Karma, Jñāna, and Bhakti: Vedic Dharma, Piety and Sin, and the Boat of Human Life
श्रीउद्धव उवाच विधिश्च प्रतिषेधश्च निगमो हीश्वरस्य ते । अवेक्षतेऽरविन्दाक्ष गुणं दोषं च कर्मणाम् ॥ १ ॥
śrī-uddhava uvāca vidhiś ca pratiṣedhaś ca nigamo hīśvarasya te avekṣate ’raviṇḍākṣa guṇaṁ doṣaṁ ca karmaṇām
သီရိ ဥဒ္ဓဝ က ပြောသည်— အို ကြာပန်းမျက်စိရှိသော ကృష్ణ၊ သင်သည် အမြင့်ဆုံး အရှင်ဖြစ်သဖြင့် အမိန့်နှင့် တားမြစ်ချက်တို့ပါဝင်သော ဝေဒကျမ်းများသည် သင်၏ အမိန့်တော်ပင် ဖြစ်သည်။ ထိုကျမ်းများသည် ကర్మ၏ ကောင်းမှုနှင့် အပြစ်ကို စိစစ်၍ ညွှန်ပြသည်။
At the end of the previous chapter, Lord Kṛṣṇa stated, guṇa-doṣa-dṛśir doṣo guṇas tūbhaya-varjitaḥ: “Focusing upon material piety and sin is itself a discrepancy, since actual piety means to transcend both of them.” Śrī Uddhava now pursues this point so that Lord Kṛṣṇa will give a more elaborate explanation of this difficult subject matter. Śrī Uddhava here states that the Vedic literatures, which constitute the laws of God, deal with piety and sin; therefore, it must be clarified how one transcends activities recommended in the Vedas. According to Śrīla Viśvanātha Cakravartī Ṭhākura, Uddhava suddenly understood Lord Kṛṣṇa’s purpose in the words He had just spoken, and to induce the Lord to elaborate upon this interesting point Uddhava outwardly challenged the Lord’s statement.
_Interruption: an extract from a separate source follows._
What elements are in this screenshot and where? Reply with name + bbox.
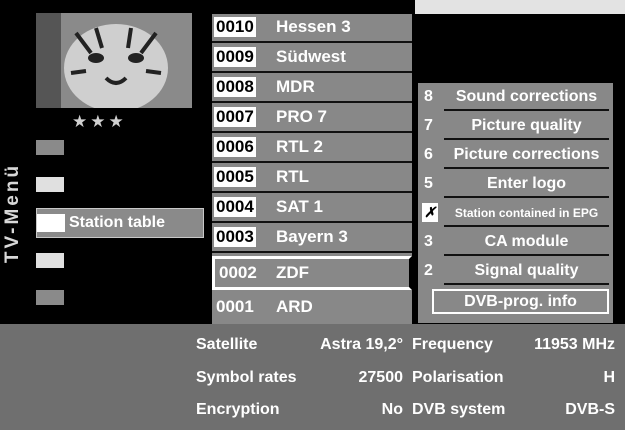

This verse states that the Vedas—being the Lord’s own ordinance—teach both what should be done and what should be avoided, evaluating actions by their merit (guṇa) and fault (doṣa).
Uddhava is seeking clarity from Kṛṣṇa about how scriptural rules function—why the Vedas prescribe and forbid actions, and how to understand the good and bad results connected with karma.
Use śāstra-guided principles to evaluate choices: adopt actions that cultivate virtue and devotion, and avoid habits that produce harm and moral decline—especially in the distractions of Kali Yuga.